The RSPB has welcomed Governments decision to safeguard wildlife friendly farming schemes in the face of wider environmental cuts.

In todays Comprehensive Spending Review, the chancellor George Osborne announced a cut to the Department for the Environment, Food and Rural Affairs of 8% per annum over 4 years.

However details released by the department reveal that the Higher Level Scheme (HLS), which helps farmers create environmental measures to protect threatened farmland birds and other wildlife, has been saved from the axe. HLS has been prioritised and extra European funding has been found to fill the gap, and help the scheme grow by 80 per cent.

RSPB director of conservation Mark Avery said: Environment secretary Caroline Spelman has done a good job in defending wildlife friendly farming against the worst of the cuts.

Those who care for our natural environment have made their voices heard on this issue more than 314,000 people have signed up to our Letter to the Future campaign, activists have been busy lobbying ministers in their constituencies and sending tens of thousands of emails expressing their opinion.

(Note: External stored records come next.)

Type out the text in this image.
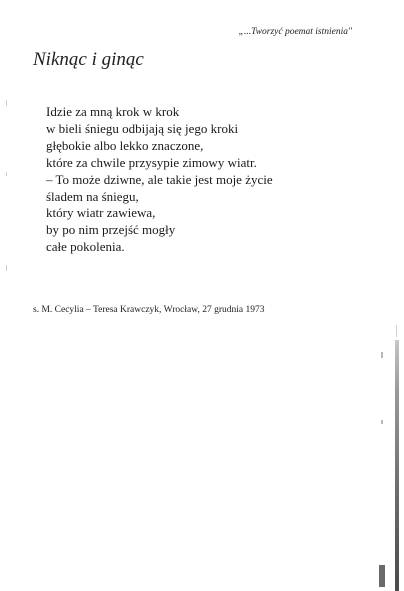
„...Tworzyć poemat istnienia"
Niknąc i ginąc
Idzie za mną krok w krok
w bieli śniegu odbijają się jego kroki
głębokie albo lekko znaczone,
które za chwile przysypie zimowy wiatr.
– To może dziwne, ale takie jest moje życie
śladem na śniegu,
który wiatr zawiewa,
by po nim przejść mogły
całe pokolenia.
s. M. Cecylia – Teresa Krawczyk, Wrocław, 27 grudnia 1973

The message from our members and the wider public has been loud and clear and the Government has clearly taken notice of public concern for wildlife. It is great to know that a lot of hard work being done by farmers to create habitats for lapwings, stone curlews, corn buntings and other threatened species will continue.

However wider environmental spending has taken a big hit today with Defras overall 33 per cent cut representing the second worst settlement of any department.   This will inevitably affect its ability to support wildlife.  Organisations like the Environment Agency and Natural England will be considerably smaller and there will be less money available to spend on conservation projects aimed at halting the decline in biodiversity in this country.

The Government still has a long way to go to prove it can be the greenest government ever, so it is vital we kick start a public debate on how nature conservation is to be funded in the future. There are many innovative ideas including conservation credits systems and a great role for the private sector and communities but the political will needs to be there to make these happen.